Row_number – this function gives a unique number to each row. The numbering system is sequential and has no gaps or duplicates. select *, row_number() over() as id_column from sales_data.working_hub;
_Rank _– this function assigns numbers, but with gaps after there is a tie in values referenced. Typically, this will have duplicates, in the numbers displayed for the duplicate values (the ties) select *, rank () over() as id_column from sales_data.working_hub; The code above typically returns all the rows numbered as 1 because the order by is missing(undefined).

select *, rank () over(order by salary desc nulls first) as id_column from sales_data.working_hub;

This code, on the other hand, clearly depicts the working of the rank function. The salary column is used to number the query results.
We have 2 NULL values at the top because of the code: nulls first. These are both numbered as 1, and then the next value is numbered as 3.
The highest value of the column_id that is generated is 7

Dense rank - works like rank but without gaps. Meaning the same value will still be displayed where there is a tie, but the next value will be sequential after the previously assigned number.

select *, dense_rank() over (order by salary desc nulls first) as id_colum from sales_data.working_hub;

The highest value of the column id generated is 6. We have 2 NULL values at the top (nulls first) these are both numbered as 1, and then the next value is numbered as 2.

-_ Ntile_ - works as a quartile function would on MS Excel, equally dividing a certain class in the specified number of times

Aggregate Functions on PostgreSQL:

These are the normal aggregate functions with the 'over' clause, which helps run the functions without grouping the rows.

select *, SUM (e.salary) over () as total_salary from sales_data.projects p full join sales_data.employees e on p.employee_id = e.employee_id order by e.employee_id asc nulls last, p.project_name asc;

There is a new column that is created from the as clause called total_salary.
The contents of the additional column repeat the total salary amount on every row, returning 242k across all rows in the result.
Needless to say, other aggregate functions can also be used, as in the example given above.

Value Navigation Functions on PostgreSQL:

These functions help to access other rows within the result in the window, therefore helping in comparisons based on the data returned in the column.

Lag function - This returns data from the previous cell by the specified column to the current row. For example:

select *, lag(salary) over (order by salary desc nulls first) as previous_data from sales_data.working_hub;

Lead function - This returns data from the cell below (next cell), acting as a relative cell reference. For example:

select *, lead(salary) over (order by salary desc nulls first) as pervious_data from sales_data.working_hub;

First Value - This returns data from the first value displayed in the window, while Last Value returns data from the last cell displayed in the window.

Enriching window functions

Partition by divides the result set into logical groups based on the specified column while preserving individual rows.
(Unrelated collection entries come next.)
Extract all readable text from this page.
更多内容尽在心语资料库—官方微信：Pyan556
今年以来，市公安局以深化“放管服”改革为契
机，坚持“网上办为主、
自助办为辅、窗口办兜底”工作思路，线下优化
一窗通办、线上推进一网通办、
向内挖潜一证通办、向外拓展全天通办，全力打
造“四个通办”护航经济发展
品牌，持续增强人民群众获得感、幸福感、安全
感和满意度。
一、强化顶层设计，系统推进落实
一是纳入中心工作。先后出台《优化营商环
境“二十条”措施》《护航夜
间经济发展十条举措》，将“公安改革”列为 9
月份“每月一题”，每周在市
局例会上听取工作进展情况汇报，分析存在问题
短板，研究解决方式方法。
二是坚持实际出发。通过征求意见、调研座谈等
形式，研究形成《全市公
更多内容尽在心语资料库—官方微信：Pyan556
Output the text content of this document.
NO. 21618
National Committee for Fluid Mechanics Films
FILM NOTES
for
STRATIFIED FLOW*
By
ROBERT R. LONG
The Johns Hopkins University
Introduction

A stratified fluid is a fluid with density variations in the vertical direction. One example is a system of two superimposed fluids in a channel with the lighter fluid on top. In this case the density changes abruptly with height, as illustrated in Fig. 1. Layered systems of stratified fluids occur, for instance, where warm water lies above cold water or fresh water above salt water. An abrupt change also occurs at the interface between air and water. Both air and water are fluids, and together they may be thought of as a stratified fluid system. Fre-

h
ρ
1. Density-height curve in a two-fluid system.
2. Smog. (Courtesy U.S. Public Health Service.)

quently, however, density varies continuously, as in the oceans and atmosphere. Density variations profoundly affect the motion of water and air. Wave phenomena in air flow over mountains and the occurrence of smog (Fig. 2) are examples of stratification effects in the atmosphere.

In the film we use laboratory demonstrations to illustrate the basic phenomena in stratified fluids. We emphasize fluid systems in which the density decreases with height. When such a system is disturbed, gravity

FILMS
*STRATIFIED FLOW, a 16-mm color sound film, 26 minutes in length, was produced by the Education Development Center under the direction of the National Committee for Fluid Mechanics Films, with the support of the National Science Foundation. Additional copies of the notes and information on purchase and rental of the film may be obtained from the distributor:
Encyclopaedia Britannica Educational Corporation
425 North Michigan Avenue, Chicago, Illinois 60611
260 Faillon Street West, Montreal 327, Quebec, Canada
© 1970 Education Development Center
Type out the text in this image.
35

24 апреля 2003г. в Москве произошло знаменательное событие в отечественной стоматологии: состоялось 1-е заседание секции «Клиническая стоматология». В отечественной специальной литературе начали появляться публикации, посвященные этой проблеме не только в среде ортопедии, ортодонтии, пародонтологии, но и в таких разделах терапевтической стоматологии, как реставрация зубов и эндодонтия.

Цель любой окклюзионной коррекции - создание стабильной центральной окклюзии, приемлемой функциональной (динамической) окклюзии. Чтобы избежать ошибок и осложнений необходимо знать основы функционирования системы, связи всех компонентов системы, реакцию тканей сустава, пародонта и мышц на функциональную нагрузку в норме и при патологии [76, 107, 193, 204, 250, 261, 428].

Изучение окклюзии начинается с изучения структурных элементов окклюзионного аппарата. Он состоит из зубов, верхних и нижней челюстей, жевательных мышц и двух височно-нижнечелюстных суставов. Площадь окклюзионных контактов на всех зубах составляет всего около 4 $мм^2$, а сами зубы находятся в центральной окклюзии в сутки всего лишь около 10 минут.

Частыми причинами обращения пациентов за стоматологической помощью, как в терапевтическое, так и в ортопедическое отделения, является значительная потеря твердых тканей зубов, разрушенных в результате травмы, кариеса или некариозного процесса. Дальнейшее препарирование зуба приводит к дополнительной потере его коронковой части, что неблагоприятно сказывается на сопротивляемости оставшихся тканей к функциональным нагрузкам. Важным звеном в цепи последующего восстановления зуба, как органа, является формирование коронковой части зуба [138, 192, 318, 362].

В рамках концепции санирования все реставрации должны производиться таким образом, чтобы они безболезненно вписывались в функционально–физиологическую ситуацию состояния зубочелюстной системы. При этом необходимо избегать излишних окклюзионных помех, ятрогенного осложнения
Unlike a GROUP BY clause, it does not collapse rows but instead allows the window function to perform calculations within each partition. For example:

select *, SUM (e.salary) over (partition by project_name) as total_salary from sales_data.projects p full join sales_data.employees e on p.employee_id = e.employee_id order by e.employee_id asc nulls last, p.project_name asc;

The contents are returned as would a SUMIF function if it were performed on Excel. So, the sum range is the salary column, the criteria range is the project_name column, and the criteria is the exact department displayed on that specific row.